1
votes

I have been using the following functions to invert matrices in lapack:

DGETRF()
DGETRI()

However, the subroutine DGETRF() considers a partial pivoting.

Question: is there any other subroutine in lapack/blas that could replace the DGETRF() without any pivoting. Also, I would like to know if there is any subroutine that uses gaussian elimination for the matrix inversion instead of LU decomposition.

2
Why does the algorithm used by a canned routine make a difference? - Bob Jarvis - Reinstate Monica
It makes difference because of performance. Pivoting algorithms are expensive. By writing a Gaussian elimination algorithm for matrix inversion I have been able to obtain almost 50% of the computational time of the subroutines mentioned. As BLAS and LAPACK were developed by experts in this subject, we believe that the package may have faster algorithms that do not perform any pivoting. - Bruno F

2 Answers

1
votes

The list of computational routines available in LAPACK can be found here - scroll to the bottom of the page, Table 2.8. As far as I can tell, all methods for general matrices use the factorization to perform inversion. So then there is no subroutine which uses GE to compute inverse.

Related to pivoting, I suspect that unless you really know what you are doing, you should probably not use a method without partial pivoting. Partial pivoting is not terribly expensive in terms of performance, but does provide improved numerical stability. As far as I am aware, Gaussian Elimination is also generally used with partial pivoting. In particular the algorithm breaks if any element on the main diagonal is zero (for the obvious reason). Furthermore if the value of the pivot is maximised then the numerical accuracy of the solution is generally improved.

If you are getting improved performance for your GE version without pivoting it's simply because you are trading off accuracy / generality of the approach for performance (which IMHO is fair game when you really know what you are doing and have a specific use case in mind, but I can see why library authors prefer to have the more generic implementation).

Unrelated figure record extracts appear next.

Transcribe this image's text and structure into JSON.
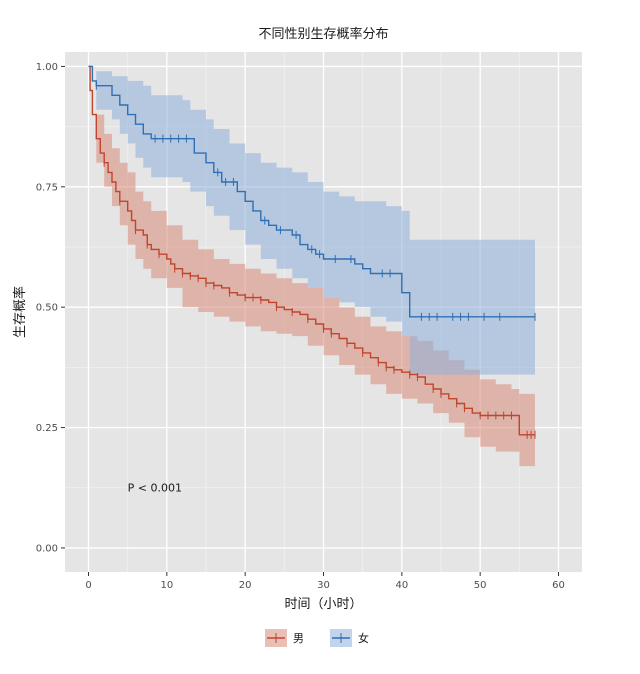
{
  "chart_data": {
    "type": "line",
    "title": "不同性别生存概率分布",
    "xlabel": "时间（小时）",
    "ylabel": "生存概率",
    "xlim": [
      -3,
      63
    ],
    "ylim": [
      -0.05,
      1.03
    ],
    "x_ticks": [
      0,
      10,
      20,
      30,
      40,
      50,
      60
    ],
    "x_tick_labels": [
      "0",
      "10",
      "20",
      "30",
      "40",
      "50",
      "60"
    ],
    "y_ticks": [
      0,
      0.25,
      0.5,
      0.75,
      1.0
    ],
    "y_tick_labels": [
      "0.00",
      "0.25",
      "0.50",
      "0.75",
      "1.00"
    ],
    "grid": true,
    "legend_position": "bottom",
    "annotation": "P < 0.001",
    "annotation_at": {
      "x": 5,
      "y": 0.125
    },
    "series": [
      {
        "name": "男",
        "color": "#c0452e",
        "fill": "#d98a78",
        "steps": [
          [
            0,
            1.0
          ],
          [
            0.2,
            0.95
          ],
          [
            0.5,
            0.9
          ],
          [
            1,
            0.85
          ],
          [
            1.5,
            0.82
          ],
          [
            2,
            0.8
          ],
          [
            2.5,
            0.78
          ],
          [
            3,
            0.76
          ],
          [
            3.5,
            0.74
          ],
          [
            4,
            0.72
          ],
          [
            5,
            0.7
          ],
          [
            5.5,
            0.68
          ],
          [
            6,
            0.66
          ],
          [
            7,
            0.65
          ],
          [
            7.5,
            0.63
          ],
          [
            8,
            0.62
          ],
          [
            9,
            0.61
          ],
          [
            10,
            0.6
          ],
          [
            10.5,
            0.59
          ],
          [
            11,
            0.58
          ],
          [
            12,
            0.57
          ],
          [
            13,
            0.565
          ],
          [
            14,
            0.56
          ],
          [
            15,
            0.55
          ],
          [
            16,
            0.545
          ],
          [
            17,
            0.54
          ],
          [
            18,
            0.53
          ],
          [
            19,
            0.525
          ],
          [
            20,
            0.52
          ],
          [
            22,
            0.515
          ],
          [
            23,
            0.51
          ],
          [
            24,
            0.5
          ],
          [
            25,
            0.495
          ],
          [
            26,
            0.49
          ],
          [
            27,
            0.485
          ],
          [
            28,
            0.475
          ],
          [
            29,
            0.465
          ],
          [
            30,
            0.455
          ],
          [
            31,
            0.445
          ],
          [
            32,
            0.435
          ],
          [
            33,
            0.425
          ],
          [
            34,
            0.415
          ],
          [
            35,
            0.405
          ],
          [
            36,
            0.395
          ],
          [
            37,
            0.385
          ],
          [
            38,
            0.375
          ],
          [
            39,
            0.37
          ],
          [
            40,
            0.365
          ],
          [
            41,
            0.36
          ],
          [
            42,
            0.355
          ],
          [
            43,
            0.34
          ],
          [
            44,
            0.33
          ],
          [
            45,
            0.32
          ],
          [
            46,
            0.31
          ],
          [
            47,
            0.3
          ],
          [
            48,
            0.29
          ],
          [
            49,
            0.28
          ],
          [
            50,
            0.275
          ],
          [
            55,
            0.235
          ],
          [
            57,
            0.235
          ]
        ],
        "upper": [
          [
            0,
            1.0
          ],
          [
            1,
            0.9
          ],
          [
            2,
            0.86
          ],
          [
            3,
            0.83
          ],
          [
            4,
            0.8
          ],
          [
            5,
            0.78
          ],
          [
            6,
            0.74
          ],
          [
            7,
            0.72
          ],
          [
            8,
            0.7
          ],
          [
            10,
            0.67
          ],
          [
            12,
            0.64
          ],
          [
            14,
            0.62
          ],
          [
            16,
            0.6
          ],
          [
            18,
            0.59
          ],
          [
            20,
            0.58
          ],
          [
            22,
            0.57
          ],
          [
            24,
            0.56
          ],
          [
            26,
            0.55
          ],
          [
            28,
            0.54
          ],
          [
            30,
            0.52
          ],
          [
            32,
            0.5
          ],
          [
            34,
            0.48
          ],
          [
            36,
            0.46
          ],
          [
            38,
            0.45
          ],
          [
            40,
            0.44
          ],
          [
            42,
            0.43
          ],
          [
            44,
            0.41
          ],
          [
            46,
            0.39
          ],
          [
            48,
            0.37
          ],
          [
            50,
            0.35
          ],
          [
            52,
            0.34
          ],
          [
            54,
            0.33
          ],
          [
            55,
            0.32
          ],
          [
            57,
            0.32
          ]
        ],
        "lower": [
          [
            0,
            1.0
          ],
          [
            1,
            0.8
          ],
          [
            2,
            0.75
          ],
          [
            3,
            0.71
          ],
          [
            4,
            0.67
          ],
          [
            5,
            0.63
          ],
          [
            6,
            0.6
          ],
          [
            7,
            0.58
          ],
          [
            8,
            0.56
          ],
          [
            10,
            0.54
          ],
          [
            12,
            0.5
          ],
          [
            14,
            0.49
          ],
          [
            16,
            0.48
          ],
          [
            18,
            0.47
          ],
          [
            20,
            0.46
          ],
          [
            22,
            0.45
          ],
          [
            24,
            0.445
          ],
          [
            26,
            0.44
          ],
          [
            28,
            0.42
          ],
          [
            30,
            0.4
          ],
          [
            32,
            0.38
          ],
          [
            34,
            0.36
          ],
          [
            36,
            0.34
          ],
          [
            38,
            0.32
          ],
          [
            40,
            0.31
          ],
          [
            42,
            0.3
          ],
          [
            44,
            0.28
          ],
          [
            46,
            0.26
          ],
          [
            48,
            0.23
          ],
          [
            50,
            0.21
          ],
          [
            52,
            0.2
          ],
          [
            54,
            0.2
          ],
          [
            55,
            0.17
          ],
          [
            57,
            0.17
          ]
        ],
        "censor_x": [
          2,
          4,
          6,
          7.5,
          9,
          11,
          12,
          13,
          14,
          15,
          16,
          18,
          20,
          21,
          22,
          24,
          26,
          28,
          30,
          31,
          33,
          35,
          37,
          38,
          39,
          41,
          42,
          44,
          45,
          47,
          48,
          50,
          51,
          52,
          53,
          54,
          56,
          56.5,
          57
        ]
      },
      {
        "name": "女",
        "color": "#2f6fb2",
        "fill": "#8fb0dc",
        "steps": [
          [
            0,
            1.0
          ],
          [
            0.5,
            0.97
          ],
          [
            1,
            0.96
          ],
          [
            2,
            0.96
          ],
          [
            3,
            0.94
          ],
          [
            4,
            0.92
          ],
          [
            5,
            0.9
          ],
          [
            6,
            0.88
          ],
          [
            7,
            0.86
          ],
          [
            8,
            0.85
          ],
          [
            13,
            0.85
          ],
          [
            13.5,
            0.82
          ],
          [
            15,
            0.8
          ],
          [
            16,
            0.78
          ],
          [
            17,
            0.76
          ],
          [
            19,
            0.74
          ],
          [
            20,
            0.72
          ],
          [
            21,
            0.7
          ],
          [
            22,
            0.68
          ],
          [
            23,
            0.67
          ],
          [
            24,
            0.66
          ],
          [
            26,
            0.65
          ],
          [
            27,
            0.63
          ],
          [
            28,
            0.62
          ],
          [
            29,
            0.61
          ],
          [
            30,
            0.6
          ],
          [
            34,
            0.59
          ],
          [
            35,
            0.58
          ],
          [
            36,
            0.57
          ],
          [
            39,
            0.57
          ],
          [
            40,
            0.53
          ],
          [
            41,
            0.48
          ],
          [
            57,
            0.48
          ]
        ],
        "upper": [
          [
            0,
            1.0
          ],
          [
            1,
            0.99
          ],
          [
            3,
            0.98
          ],
          [
            5,
            0.97
          ],
          [
            7,
            0.96
          ],
          [
            8,
            0.94
          ],
          [
            10,
            0.94
          ],
          [
            12,
            0.93
          ],
          [
            13,
            0.91
          ],
          [
            15,
            0.89
          ],
          [
            16,
            0.87
          ],
          [
            18,
            0.84
          ],
          [
            20,
            0.82
          ],
          [
            22,
            0.8
          ],
          [
            24,
            0.79
          ],
          [
            26,
            0.78
          ],
          [
            28,
            0.76
          ],
          [
            30,
            0.74
          ],
          [
            32,
            0.73
          ],
          [
            34,
            0.72
          ],
          [
            36,
            0.72
          ],
          [
            38,
            0.71
          ],
          [
            40,
            0.7
          ],
          [
            41,
            0.64
          ],
          [
            57,
            0.64
          ]
        ],
        "lower": [
          [
            0,
            1.0
          ],
          [
            1,
            0.91
          ],
          [
            3,
            0.89
          ],
          [
            4,
            0.86
          ],
          [
            5,
            0.84
          ],
          [
            6,
            0.81
          ],
          [
            7,
            0.79
          ],
          [
            8,
            0.77
          ],
          [
            10,
            0.77
          ],
          [
            12,
            0.76
          ],
          [
            13,
            0.74
          ],
          [
            15,
            0.71
          ],
          [
            16,
            0.69
          ],
          [
            18,
            0.66
          ],
          [
            20,
            0.63
          ],
          [
            22,
            0.6
          ],
          [
            24,
            0.58
          ],
          [
            26,
            0.56
          ],
          [
            28,
            0.54
          ],
          [
            30,
            0.52
          ],
          [
            32,
            0.51
          ],
          [
            34,
            0.5
          ],
          [
            36,
            0.48
          ],
          [
            38,
            0.47
          ],
          [
            40,
            0.44
          ],
          [
            41,
            0.36
          ],
          [
            57,
            0.36
          ]
        ],
        "censor_x": [
          1,
          8.5,
          9.5,
          10.5,
          11.5,
          12.5,
          16.5,
          17.5,
          18.5,
          22.5,
          24.5,
          26.5,
          28.5,
          29.5,
          31.5,
          33.5,
          37.5,
          38.5,
          42.5,
          43.5,
          44.5,
          46.5,
          47.5,
          48.5,
          50.5,
          52.5,
          57
        ]
      }
    ]
  }
}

As an aside if you are in the performance comparison game I would, for good measure compare against the functions for matrix inversion from Intel's MKL and ensure all compiler optimisation flags are correctly specified (-O3 -march=native at least) before drawing any conclusions.

1
votes

Is it the case that your code operates C matrix storage (row-wise)? LAPACK and BLAS use Fortran storage (column-wise). It could make a big difference in terms of cache misses.

Are your matrices large (fit in cache)? If so then you need to turn very aggressive optimization at the compiler level. Especially when it comes to relaxed floating-point arithmetic and SIMD vectorization. If your matrices are large then as suggested by paul-g use faster BLAS at the very least and vendor LAPACK if available. Reference BLAS is not CPU-optimized, it's just stock Fortran code.